Requires report on dissolvable tobacco products. The bill requires a report within two years of enactment by the Tobacco Products Scientific Advisory Committee regarding the dissolvable tobacco products and their impact on public health, including use among children.
Fully funds FDA tobacco activity through a user fee on tobacco manufacturers. All tobacco-product-related FDA costs are allocated among the manufacturers of cigarettes, cigarette tobacco, and smokeless tobacco products sold in the U.S., based on the manufacturers’ respective shares of the entire U.S. market.
Has the result of reducing federal tobacco tax receipts. The Congressional Budget Office has determined that the FDA tobacco bill would reduce federal tobacco tax receipts over the next 10 years, because its enactment is projected to reduce smoking. In order to ensure that the FDA Tobacco bill meets PAYGO, a modified version of H.R. 1804, Federal Retirement Reform Act, which generates net savings for the federal government, are included in this legislation (see below).
Federal Retirement Reform Provisions
Includes a modified version of H.R. 1804, Federal Retirement Reform Act, which generates net savings and ensures the tobacco control provisions meet PAYGO. In order to ensure that the tobacco control provisions meet PAYGO, the legislation includes a modified version of H.R. 1804, Federal Retirement Reform Act, which the House passed on April 1. The provisions in this modified version are described below.
Provides for automatic enrollment in TSP. The bill provides for automatic enrollment for federal employees who are eligible to participate in TSP, with an option to “opt-out” instead of “opt-in.” In the case of uniformed members of the armed services, the decision is left to the military departments.
Creates within the TSP a Roth-style investment retirement account option. The bill creates within the TSP a Roth-style investment retirement account option that allows workers to invest after-tax dollars; since those choosing the Roth option would be taxed in the near term, rather than on withdrawal, revenue would increase. This option could be attractive to federal employees at both the lower and upper ends of the wage scale, and is particularly beneficial to some members of the armed forces.
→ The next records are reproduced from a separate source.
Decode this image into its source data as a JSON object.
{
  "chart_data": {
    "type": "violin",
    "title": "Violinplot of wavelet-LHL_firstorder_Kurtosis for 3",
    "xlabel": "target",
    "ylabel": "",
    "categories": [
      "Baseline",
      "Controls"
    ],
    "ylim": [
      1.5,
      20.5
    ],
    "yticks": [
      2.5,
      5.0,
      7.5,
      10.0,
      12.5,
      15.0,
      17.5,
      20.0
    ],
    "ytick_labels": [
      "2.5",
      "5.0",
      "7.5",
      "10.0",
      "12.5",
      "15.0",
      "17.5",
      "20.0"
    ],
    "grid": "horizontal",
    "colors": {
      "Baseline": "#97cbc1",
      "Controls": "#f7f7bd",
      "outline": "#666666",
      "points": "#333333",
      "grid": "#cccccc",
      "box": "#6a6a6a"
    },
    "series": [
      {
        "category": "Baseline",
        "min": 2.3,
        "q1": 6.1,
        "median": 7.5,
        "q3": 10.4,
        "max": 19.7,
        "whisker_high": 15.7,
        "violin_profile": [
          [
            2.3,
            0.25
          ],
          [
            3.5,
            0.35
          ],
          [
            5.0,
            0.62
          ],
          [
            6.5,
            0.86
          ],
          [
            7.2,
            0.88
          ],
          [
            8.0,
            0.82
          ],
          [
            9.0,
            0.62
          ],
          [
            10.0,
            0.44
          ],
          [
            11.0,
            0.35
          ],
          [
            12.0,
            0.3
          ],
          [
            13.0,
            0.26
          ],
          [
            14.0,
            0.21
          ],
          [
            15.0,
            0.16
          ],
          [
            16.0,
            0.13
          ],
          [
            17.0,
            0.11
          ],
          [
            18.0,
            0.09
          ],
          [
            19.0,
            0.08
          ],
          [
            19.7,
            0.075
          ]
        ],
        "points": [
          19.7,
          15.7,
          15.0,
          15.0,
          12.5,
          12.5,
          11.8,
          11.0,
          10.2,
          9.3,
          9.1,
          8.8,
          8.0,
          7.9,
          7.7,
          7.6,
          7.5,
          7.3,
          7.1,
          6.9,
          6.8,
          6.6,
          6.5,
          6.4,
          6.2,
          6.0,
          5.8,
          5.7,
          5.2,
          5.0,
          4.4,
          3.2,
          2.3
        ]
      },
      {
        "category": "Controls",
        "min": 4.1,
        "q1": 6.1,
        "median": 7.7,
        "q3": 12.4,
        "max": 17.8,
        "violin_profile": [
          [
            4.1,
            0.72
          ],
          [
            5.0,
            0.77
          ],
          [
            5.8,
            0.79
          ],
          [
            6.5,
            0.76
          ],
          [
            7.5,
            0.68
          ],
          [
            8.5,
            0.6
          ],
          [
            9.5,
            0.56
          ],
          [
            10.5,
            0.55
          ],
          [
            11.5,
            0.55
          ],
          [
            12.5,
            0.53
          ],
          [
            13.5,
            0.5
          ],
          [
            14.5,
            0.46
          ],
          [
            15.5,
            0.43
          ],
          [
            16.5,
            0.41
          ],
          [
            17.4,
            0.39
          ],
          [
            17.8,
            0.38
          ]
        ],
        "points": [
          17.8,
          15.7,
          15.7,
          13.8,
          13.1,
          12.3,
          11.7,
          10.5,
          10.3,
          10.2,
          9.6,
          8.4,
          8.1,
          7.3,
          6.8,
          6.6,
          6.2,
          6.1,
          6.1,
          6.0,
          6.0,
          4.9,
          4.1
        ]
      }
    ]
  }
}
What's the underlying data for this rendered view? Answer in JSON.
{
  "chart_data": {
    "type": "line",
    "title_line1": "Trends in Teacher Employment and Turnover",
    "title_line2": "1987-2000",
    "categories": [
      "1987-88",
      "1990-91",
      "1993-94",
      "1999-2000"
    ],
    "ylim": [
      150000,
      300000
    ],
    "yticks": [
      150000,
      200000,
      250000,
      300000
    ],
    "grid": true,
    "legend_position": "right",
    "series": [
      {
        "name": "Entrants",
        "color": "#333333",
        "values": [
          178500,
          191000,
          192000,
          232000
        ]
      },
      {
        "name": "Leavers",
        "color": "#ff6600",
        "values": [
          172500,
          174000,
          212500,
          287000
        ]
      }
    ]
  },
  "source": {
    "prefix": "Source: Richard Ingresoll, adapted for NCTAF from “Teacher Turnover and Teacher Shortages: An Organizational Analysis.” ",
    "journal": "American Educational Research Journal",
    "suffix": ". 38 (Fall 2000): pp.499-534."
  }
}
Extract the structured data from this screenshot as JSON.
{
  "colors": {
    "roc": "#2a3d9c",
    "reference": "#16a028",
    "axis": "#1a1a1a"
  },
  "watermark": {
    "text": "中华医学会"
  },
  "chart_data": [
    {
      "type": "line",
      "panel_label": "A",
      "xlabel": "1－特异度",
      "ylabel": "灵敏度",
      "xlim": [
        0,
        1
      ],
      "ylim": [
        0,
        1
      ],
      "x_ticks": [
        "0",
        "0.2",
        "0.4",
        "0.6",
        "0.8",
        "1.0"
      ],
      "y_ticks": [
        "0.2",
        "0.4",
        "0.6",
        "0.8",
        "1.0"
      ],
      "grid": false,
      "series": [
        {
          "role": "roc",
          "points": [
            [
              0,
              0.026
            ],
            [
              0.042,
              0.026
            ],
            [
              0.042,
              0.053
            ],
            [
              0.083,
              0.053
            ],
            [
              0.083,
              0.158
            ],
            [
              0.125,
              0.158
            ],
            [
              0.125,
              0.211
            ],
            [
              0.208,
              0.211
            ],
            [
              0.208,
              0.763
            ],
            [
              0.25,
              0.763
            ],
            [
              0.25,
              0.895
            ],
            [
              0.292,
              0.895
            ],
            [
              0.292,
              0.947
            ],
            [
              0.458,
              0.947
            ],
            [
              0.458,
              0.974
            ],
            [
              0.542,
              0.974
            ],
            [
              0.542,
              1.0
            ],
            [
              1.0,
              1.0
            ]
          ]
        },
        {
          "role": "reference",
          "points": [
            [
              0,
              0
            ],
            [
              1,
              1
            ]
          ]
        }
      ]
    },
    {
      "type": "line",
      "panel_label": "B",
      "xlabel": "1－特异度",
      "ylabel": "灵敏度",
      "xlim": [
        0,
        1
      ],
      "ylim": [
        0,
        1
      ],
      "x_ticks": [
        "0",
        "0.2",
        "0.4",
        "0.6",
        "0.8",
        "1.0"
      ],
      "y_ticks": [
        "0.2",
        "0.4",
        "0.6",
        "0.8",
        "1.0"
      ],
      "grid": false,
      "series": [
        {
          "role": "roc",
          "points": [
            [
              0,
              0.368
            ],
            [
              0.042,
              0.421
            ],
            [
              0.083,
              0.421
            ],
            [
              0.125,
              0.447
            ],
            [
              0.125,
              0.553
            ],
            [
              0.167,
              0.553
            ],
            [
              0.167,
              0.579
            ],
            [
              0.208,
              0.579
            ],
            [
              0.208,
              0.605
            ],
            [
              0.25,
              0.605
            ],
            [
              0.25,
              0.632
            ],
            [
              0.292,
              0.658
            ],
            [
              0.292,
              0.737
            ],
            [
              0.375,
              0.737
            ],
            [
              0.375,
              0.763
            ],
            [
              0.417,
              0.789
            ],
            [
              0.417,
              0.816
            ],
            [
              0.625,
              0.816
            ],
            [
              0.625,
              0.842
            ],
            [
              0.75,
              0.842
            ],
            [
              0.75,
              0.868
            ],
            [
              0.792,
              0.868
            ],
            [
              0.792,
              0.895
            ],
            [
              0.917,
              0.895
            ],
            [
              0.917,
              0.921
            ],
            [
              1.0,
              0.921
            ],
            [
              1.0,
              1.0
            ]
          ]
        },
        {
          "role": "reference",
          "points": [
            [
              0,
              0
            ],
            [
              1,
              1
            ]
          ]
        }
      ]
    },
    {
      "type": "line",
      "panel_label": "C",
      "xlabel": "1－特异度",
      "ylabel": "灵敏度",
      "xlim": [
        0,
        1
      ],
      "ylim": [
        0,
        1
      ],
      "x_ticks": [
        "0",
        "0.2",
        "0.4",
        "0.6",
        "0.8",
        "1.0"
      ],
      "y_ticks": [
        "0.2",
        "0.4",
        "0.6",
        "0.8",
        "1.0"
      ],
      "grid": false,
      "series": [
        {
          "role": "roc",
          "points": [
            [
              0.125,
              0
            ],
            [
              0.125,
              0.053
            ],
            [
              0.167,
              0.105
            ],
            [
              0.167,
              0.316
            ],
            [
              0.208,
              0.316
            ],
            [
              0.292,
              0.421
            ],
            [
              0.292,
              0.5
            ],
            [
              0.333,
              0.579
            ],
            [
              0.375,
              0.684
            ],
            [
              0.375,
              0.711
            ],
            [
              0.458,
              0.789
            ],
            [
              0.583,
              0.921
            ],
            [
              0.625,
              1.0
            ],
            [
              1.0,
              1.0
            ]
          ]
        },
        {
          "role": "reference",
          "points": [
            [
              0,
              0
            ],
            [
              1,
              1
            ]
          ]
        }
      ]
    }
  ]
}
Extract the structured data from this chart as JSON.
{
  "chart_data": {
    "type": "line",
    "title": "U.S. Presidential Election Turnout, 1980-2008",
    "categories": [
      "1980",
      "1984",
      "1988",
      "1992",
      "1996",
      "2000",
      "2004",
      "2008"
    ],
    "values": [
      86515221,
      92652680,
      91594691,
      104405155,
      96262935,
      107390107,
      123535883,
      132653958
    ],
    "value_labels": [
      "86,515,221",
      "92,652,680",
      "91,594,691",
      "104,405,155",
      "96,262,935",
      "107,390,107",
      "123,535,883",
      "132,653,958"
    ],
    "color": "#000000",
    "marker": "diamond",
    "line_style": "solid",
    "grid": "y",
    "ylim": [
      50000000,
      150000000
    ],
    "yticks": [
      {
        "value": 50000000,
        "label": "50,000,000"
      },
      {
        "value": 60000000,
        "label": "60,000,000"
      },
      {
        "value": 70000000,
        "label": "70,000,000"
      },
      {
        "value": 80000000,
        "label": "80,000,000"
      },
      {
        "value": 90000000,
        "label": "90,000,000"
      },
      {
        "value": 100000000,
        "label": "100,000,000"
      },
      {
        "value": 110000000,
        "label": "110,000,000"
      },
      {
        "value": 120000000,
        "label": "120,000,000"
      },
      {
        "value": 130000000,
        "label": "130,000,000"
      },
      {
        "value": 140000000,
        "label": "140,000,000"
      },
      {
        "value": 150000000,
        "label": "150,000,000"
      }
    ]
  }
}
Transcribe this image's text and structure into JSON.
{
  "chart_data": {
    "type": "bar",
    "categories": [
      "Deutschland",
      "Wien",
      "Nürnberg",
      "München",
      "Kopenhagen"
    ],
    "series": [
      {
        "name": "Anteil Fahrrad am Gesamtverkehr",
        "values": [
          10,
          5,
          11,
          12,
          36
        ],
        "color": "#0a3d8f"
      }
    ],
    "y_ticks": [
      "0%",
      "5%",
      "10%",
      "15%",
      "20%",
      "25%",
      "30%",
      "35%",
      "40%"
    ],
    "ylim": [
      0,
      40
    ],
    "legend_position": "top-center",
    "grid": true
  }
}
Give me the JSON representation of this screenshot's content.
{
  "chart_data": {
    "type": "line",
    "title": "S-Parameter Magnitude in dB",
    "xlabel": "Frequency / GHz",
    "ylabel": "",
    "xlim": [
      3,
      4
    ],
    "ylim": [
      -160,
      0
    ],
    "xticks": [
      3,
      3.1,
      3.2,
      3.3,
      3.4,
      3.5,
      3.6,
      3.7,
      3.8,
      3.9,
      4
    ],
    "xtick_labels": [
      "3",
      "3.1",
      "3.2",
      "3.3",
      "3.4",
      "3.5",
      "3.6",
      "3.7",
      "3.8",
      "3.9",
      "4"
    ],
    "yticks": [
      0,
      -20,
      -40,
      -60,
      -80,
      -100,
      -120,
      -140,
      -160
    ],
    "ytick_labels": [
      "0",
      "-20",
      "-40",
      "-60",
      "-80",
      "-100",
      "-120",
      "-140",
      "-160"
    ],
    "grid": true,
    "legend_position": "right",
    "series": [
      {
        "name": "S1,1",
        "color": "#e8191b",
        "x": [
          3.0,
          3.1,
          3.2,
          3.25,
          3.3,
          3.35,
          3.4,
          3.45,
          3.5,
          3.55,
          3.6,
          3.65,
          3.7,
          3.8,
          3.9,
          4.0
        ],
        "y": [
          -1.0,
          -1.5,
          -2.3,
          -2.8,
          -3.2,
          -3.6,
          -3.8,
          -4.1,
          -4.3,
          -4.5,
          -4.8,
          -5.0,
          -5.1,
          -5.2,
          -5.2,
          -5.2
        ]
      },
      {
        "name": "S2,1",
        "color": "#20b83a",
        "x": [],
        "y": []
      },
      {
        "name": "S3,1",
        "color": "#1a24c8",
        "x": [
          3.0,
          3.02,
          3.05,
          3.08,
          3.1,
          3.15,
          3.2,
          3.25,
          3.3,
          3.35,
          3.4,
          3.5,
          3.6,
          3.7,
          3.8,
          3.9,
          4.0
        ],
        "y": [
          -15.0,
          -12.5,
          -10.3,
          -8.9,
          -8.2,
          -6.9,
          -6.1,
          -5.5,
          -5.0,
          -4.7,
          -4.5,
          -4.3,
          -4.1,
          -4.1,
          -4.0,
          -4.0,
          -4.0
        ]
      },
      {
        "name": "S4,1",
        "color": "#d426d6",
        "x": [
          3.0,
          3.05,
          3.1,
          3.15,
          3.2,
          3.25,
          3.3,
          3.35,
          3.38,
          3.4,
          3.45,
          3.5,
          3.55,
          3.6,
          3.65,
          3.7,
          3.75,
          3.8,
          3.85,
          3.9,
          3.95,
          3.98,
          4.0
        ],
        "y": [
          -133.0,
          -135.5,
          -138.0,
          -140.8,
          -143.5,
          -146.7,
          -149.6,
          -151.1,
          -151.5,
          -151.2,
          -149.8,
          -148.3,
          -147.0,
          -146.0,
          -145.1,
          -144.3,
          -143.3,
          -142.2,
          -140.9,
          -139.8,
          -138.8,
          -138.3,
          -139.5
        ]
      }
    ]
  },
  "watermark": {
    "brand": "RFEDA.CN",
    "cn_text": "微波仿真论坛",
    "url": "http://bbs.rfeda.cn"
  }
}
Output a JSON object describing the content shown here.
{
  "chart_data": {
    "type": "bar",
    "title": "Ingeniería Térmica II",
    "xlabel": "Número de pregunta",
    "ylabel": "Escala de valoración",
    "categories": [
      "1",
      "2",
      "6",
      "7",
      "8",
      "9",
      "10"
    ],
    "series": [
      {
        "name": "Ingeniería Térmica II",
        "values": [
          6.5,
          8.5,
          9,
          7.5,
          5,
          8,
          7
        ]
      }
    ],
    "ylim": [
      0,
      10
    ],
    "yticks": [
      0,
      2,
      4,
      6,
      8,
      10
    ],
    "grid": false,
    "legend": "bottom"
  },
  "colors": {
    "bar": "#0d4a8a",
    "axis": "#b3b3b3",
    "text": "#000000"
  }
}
Provides for additional mutual fund investment options. The bill provides the TSP Board with the authority to add mutual fund options similar to those available in the private sector.
Beginning in 2014, makes further progress in ending the Military Families Tax. The Military Families Tax unfairly penalizes the 55,000 survivors, most of them widows, of those who died as a result of their service-connected injuries. Currently these widows lose most of their survivor benefits if they also receive Dependency and Indemnity Compensation benefits (because their spouse died of a service-connected injury), but this measure increases the special survivor indemnity allowance enacted in 2007 to make progress in ending this tax – increasing the allowance by $50 per month in FY 2014, rising to an increase of $310 per month in FY 2017.